A recent post by a friend on Facebook has gotten me thinking. She posted a very interesting article about the nature of cellulose filler in food products. I was very surprised about how quickly several people re-posted it and were seemingly outraged by the content. I see this as problematic for several reasons.
First, consider the source. Where did this article come from? It was a blog on wordpress. Who is this woman who wrote it? Why do we instantaneously deem it as fact? Second, there are no references within the document to the statements the author is making, including saying that cellulose equals wood pulp, which is true is the sense that wood pulp contains cellulose, but not all cellulose is wood pulp. There is an unwritten assumption behind many of the statements in the article that are not defined or proven. Thirdly, where, and from who, is the author getting their information, and is it even valid? I could say that Kevin Neil, an ex FBI agent and military general, said that touchscreen technology has been in development since the UFO crash of 1947. That doesn't make it true.
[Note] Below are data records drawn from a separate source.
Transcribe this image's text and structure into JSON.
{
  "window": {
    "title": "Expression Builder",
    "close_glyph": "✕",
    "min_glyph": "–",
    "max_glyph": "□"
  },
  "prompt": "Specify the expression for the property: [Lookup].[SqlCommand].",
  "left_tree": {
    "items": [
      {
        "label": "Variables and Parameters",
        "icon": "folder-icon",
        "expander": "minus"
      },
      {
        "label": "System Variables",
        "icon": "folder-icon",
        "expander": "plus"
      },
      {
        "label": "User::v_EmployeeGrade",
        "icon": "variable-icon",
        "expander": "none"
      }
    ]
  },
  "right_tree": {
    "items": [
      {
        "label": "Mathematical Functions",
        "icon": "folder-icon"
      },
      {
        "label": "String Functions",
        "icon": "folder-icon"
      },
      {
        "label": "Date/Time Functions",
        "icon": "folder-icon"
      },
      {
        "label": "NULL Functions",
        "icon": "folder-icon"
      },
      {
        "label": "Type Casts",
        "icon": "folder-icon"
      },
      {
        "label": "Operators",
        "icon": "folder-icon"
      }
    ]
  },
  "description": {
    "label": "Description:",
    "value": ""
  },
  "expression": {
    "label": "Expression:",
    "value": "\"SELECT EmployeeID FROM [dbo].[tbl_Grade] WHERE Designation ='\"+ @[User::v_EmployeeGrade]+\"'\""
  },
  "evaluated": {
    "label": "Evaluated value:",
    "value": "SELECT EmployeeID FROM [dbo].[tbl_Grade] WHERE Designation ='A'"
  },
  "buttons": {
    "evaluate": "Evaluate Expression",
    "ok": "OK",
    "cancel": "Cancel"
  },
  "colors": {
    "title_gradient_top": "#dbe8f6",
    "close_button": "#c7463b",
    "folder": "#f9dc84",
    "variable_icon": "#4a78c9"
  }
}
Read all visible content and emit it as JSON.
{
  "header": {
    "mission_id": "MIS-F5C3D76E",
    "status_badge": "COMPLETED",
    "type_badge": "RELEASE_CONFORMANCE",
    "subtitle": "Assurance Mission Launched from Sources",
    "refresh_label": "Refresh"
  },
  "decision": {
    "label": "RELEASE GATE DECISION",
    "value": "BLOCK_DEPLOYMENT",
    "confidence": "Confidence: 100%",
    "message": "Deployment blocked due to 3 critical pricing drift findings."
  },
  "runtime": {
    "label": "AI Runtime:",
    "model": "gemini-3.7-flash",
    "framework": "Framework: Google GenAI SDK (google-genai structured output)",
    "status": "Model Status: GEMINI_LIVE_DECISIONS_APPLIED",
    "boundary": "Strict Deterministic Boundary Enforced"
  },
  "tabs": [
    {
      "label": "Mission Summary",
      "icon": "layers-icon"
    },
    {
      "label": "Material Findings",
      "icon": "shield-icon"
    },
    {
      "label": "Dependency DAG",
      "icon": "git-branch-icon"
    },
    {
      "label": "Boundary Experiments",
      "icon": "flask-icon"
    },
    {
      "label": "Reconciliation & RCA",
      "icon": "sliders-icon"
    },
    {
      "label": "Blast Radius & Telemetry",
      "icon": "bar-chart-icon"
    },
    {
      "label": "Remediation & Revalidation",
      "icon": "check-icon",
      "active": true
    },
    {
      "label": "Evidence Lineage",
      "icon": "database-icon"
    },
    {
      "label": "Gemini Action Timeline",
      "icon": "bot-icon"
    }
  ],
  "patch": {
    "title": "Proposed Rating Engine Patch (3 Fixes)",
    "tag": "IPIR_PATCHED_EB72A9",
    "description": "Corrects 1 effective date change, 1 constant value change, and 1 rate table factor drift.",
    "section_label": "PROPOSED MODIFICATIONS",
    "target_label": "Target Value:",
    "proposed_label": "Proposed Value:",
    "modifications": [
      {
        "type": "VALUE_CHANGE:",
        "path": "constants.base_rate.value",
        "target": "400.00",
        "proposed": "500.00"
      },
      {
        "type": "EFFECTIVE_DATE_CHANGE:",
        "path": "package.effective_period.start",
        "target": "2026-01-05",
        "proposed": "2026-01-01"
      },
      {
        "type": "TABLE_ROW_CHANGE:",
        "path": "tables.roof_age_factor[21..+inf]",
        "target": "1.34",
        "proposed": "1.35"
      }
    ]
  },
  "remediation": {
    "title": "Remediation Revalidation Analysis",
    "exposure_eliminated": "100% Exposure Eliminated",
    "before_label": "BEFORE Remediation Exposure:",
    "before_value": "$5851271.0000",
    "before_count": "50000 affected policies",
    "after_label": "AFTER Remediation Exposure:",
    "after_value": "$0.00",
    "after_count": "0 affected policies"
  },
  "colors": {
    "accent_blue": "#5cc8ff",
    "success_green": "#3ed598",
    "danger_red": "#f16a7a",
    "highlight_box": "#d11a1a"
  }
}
Are we really that surprised to learn that cheap taco meat from Taco Bell is full of fillers? Did anyone who eats at Taco Bell think they were getting something that was good for them? The same applies for buying virtually anything that isn't a raw food from the grocery store. Of course it is processed, it comes in a box or a can, the very nature of that means it isn't going to be as good for you as growing it yourself. We delude ourselves into thinking that buying something that says organic or natural means it isn't processed, but most of it still is to some extent. We are all too ready to believe what the front of the box says, never read the label, then get angry when it turns out the front label didn't tell the whole story.
Marketing is bad, there is a lot of misrepresentation going on out there, but I believe the responsibility falls on us to make sure we know what we are putting in our bodies. We can't eat a lot of highly processed foods that clearly state the ingredients on the label then get angry that the filler wasn't something that was good for us. If you don't recognize what the ingredients are, then I think that's a pretty good clue that something was added, don't you? It would be great if food producers always tried to do what was best for the consumers and only made things that were super healthy. But, they don't. Why? Because it cost too much, to them and then to the consumer. Plus, people probably wouldn't buy it because it wouldn't taste as good to them as a bag of cheetos. I won't go into how in some ways we are backed into a corner and limited by the choices available and our income because that is a whole other concept outside the limits of my point, but I acknowledge there are some major issues there.
We need to be responsible consumers, both of food and media. Unfortunately we cannot always take things at face value. It would be wonderful if we could, but that is not the world we live in. Product marketing tries to make you buy before you think, media tries to make you react and believe without thinking. We always need to think first because the responsibility for the decisions we make falls on us, not on anyone else.